Thursday, January 06, 2005

On reflection...

Tom and Mark
have been discussing the way in which their own reactions to the tsunami seemed to be out of step with those of other Christians about the place,- and, without wanting to simply agree with whoever I've spoken to last, I think I'm coming round to their point of view. I guess early on I felt the need to come up with a coherent intellectual explanation, which squared the circle of God's omnipotence and his omnibenevolence, in case anyone asked me,- and my failure to do this felt rather huge and uncomfortable...but when it comes down to it, very little of my faith is expressible in coherent intellectual terms and it's not usually an enormous problem.

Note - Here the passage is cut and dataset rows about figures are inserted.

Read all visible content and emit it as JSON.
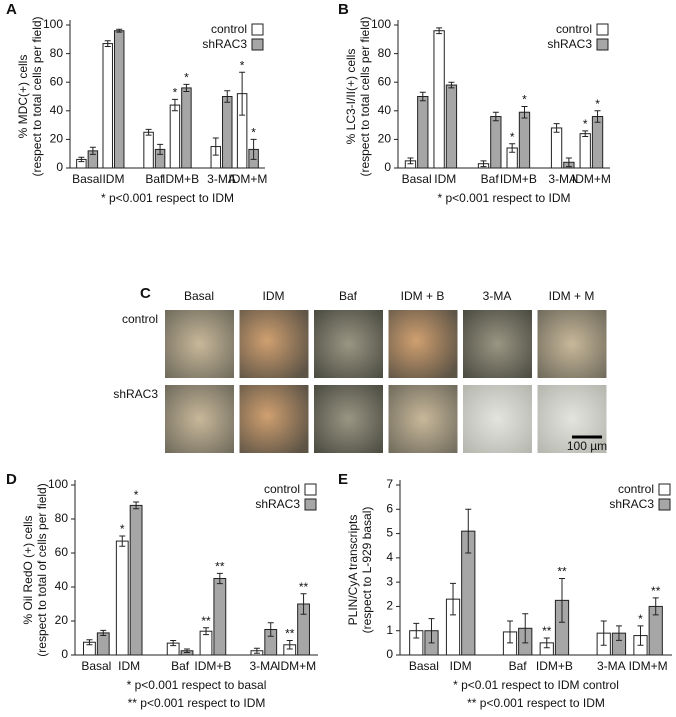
{
  "chart_data": [
    {
      "type": "bar",
      "panel": "A",
      "ylabel": [
        "% MDC(+) cells",
        "(respect to total cells per field)"
      ],
      "categories": [
        "Basal",
        "IDM",
        "Baf",
        "IDM+B",
        "3-MA",
        "IDM+M"
      ],
      "series": [
        {
          "name": "control",
          "color": "#ffffff",
          "values": [
            6,
            87,
            25,
            44,
            15,
            52
          ],
          "errors": [
            1.5,
            2,
            2,
            4,
            6,
            15
          ],
          "annotations": [
            null,
            null,
            null,
            "*",
            null,
            "*"
          ]
        },
        {
          "name": "shRAC3",
          "color": "#a6a6a6",
          "values": [
            12,
            96,
            13,
            56,
            50,
            13
          ],
          "errors": [
            2.5,
            1,
            3.5,
            2.5,
            4,
            7
          ],
          "annotations": [
            null,
            null,
            null,
            "*",
            null,
            "*"
          ]
        }
      ],
      "ylim": [
        0,
        100
      ],
      "yticks": [
        0,
        20,
        40,
        60,
        80,
        100
      ],
      "legend": "upper right",
      "footnotes": [
        "* p<0.001 respect to IDM"
      ]
    },
    {
      "type": "bar",
      "panel": "B",
      "ylabel": [
        "% LC3-I/II(+) cells",
        "(respect to total cells per field)"
      ],
      "categories": [
        "Basal",
        "IDM",
        "Baf",
        "IDM+B",
        "3-MA",
        "IDM+M"
      ],
      "series": [
        {
          "name": "control",
          "color": "#ffffff",
          "values": [
            5,
            96,
            3,
            14,
            28,
            24
          ],
          "errors": [
            2,
            2,
            2,
            3,
            3,
            2
          ],
          "annotations": [
            null,
            null,
            null,
            "*",
            null,
            "*"
          ]
        },
        {
          "name": "shRAC3",
          "color": "#a6a6a6",
          "values": [
            50,
            58,
            36,
            39,
            4,
            36
          ],
          "errors": [
            3,
            2,
            3,
            4,
            3,
            4
          ],
          "annotations": [
            null,
            null,
            null,
            "*",
            null,
            "*"
          ]
        }
      ],
      "ylim": [
        0,
        100
      ],
      "yticks": [
        0,
        20,
        40,
        60,
        80,
        100
      ],
      "legend": "upper right",
      "footnotes": [
        "* p<0.001 respect to IDM"
      ]
    },
    {
      "type": "bar",
      "panel": "D",
      "ylabel": [
        "% Oil RedO (+) cells",
        "(respect to total of cells per field)"
      ],
      "categories": [
        "Basal",
        "IDM",
        "Baf",
        "IDM+B",
        "3-MA",
        "IDM+M"
      ],
      "series": [
        {
          "name": "control",
          "color": "#ffffff",
          "values": [
            7.5,
            67,
            7,
            14,
            2.5,
            6
          ],
          "errors": [
            1.5,
            3,
            1.5,
            2,
            1.5,
            2.5
          ],
          "annotations": [
            null,
            "*",
            null,
            "**",
            null,
            "**"
          ]
        },
        {
          "name": "shRAC3",
          "color": "#a6a6a6",
          "values": [
            13,
            88,
            2.5,
            45,
            15,
            30
          ],
          "errors": [
            1.5,
            2,
            1,
            3,
            4,
            6
          ],
          "annotations": [
            null,
            "*",
            null,
            "**",
            null,
            "**"
          ]
        }
      ],
      "ylim": [
        0,
        100
      ],
      "yticks": [
        0,
        20,
        40,
        60,
        80,
        100
      ],
      "legend": "upper right",
      "footnotes": [
        "* p<0.001 respect to basal",
        "** p<0.001 respect to IDM"
      ]
    },
    {
      "type": "bar",
      "panel": "E",
      "ylabel": [
        "PLIN/CyA transcripts",
        "(respect to L-929  basal)"
      ],
      "categories": [
        "Basal",
        "IDM",
        "Baf",
        "IDM+B",
        "3-MA",
        "IDM+M"
      ],
      "series": [
        {
          "name": "control",
          "color": "#ffffff",
          "values": [
            1,
            2.3,
            0.95,
            0.5,
            0.9,
            0.8
          ],
          "errors": [
            0.3,
            0.65,
            0.45,
            0.2,
            0.5,
            0.4
          ],
          "annotations": [
            null,
            null,
            null,
            "**",
            null,
            "*"
          ]
        },
        {
          "name": "shRAC3",
          "color": "#a6a6a6",
          "values": [
            1,
            5.1,
            1.1,
            2.25,
            0.9,
            2
          ],
          "errors": [
            0.5,
            0.9,
            0.6,
            0.9,
            0.3,
            0.35
          ],
          "annotations": [
            null,
            null,
            null,
            "**",
            null,
            "**"
          ]
        }
      ],
      "ylim": [
        0,
        7
      ],
      "yticks": [
        0,
        1,
        2,
        3,
        4,
        5,
        6,
        7
      ],
      "legend": "upper right",
      "footnotes": [
        "* p<0.01 respect to IDM control",
        "** p<0.001 respect to IDM"
      ]
    }
  ],
  "micrograph_panel": {
    "panel": "C",
    "columns": [
      "Basal",
      "IDM",
      "Baf",
      "IDM + B",
      "3-MA",
      "IDM + M"
    ],
    "rows": [
      "control",
      "shRAC3"
    ],
    "scale_bar": "100 µm"
  }
}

Maggi had already pointed me in the direction of the age-old voice of lamentation, which makes it clear that though monstrous things do happen, and we are right to rage against them, God is still God, and the truths we've experienced remain true.
I'd agree that there's plenty of evidence of God around in the aftermath of awful events, and this speaks to me of Resurrection hope, of transformation and restoration. With regard to the appalling here and how, though, co-incidentally, my training vicar gave me a copy of the Praxis book Using CW Funerals, and I found, flicking through it over lunch, some words of John Robinson's, from his final sermon "Learning from Cancer", written 22 years ago. They seemed at least as relevant and helpful to me now as they did when I first heard them in Trinity Chapel
"God is in the cancer as much as in the sunset...."
and
"Christians above all are those who should be able to bear reality and show others how to bear it."
So...the reality is that unbearably messy things happen...and we are called to hold them in tension with our belief that God is love and cares beyond all our imagingings. That feels more manageable, somehow, because it builds on a real experience. Rock bottom, I've found, is often the best place to meet him.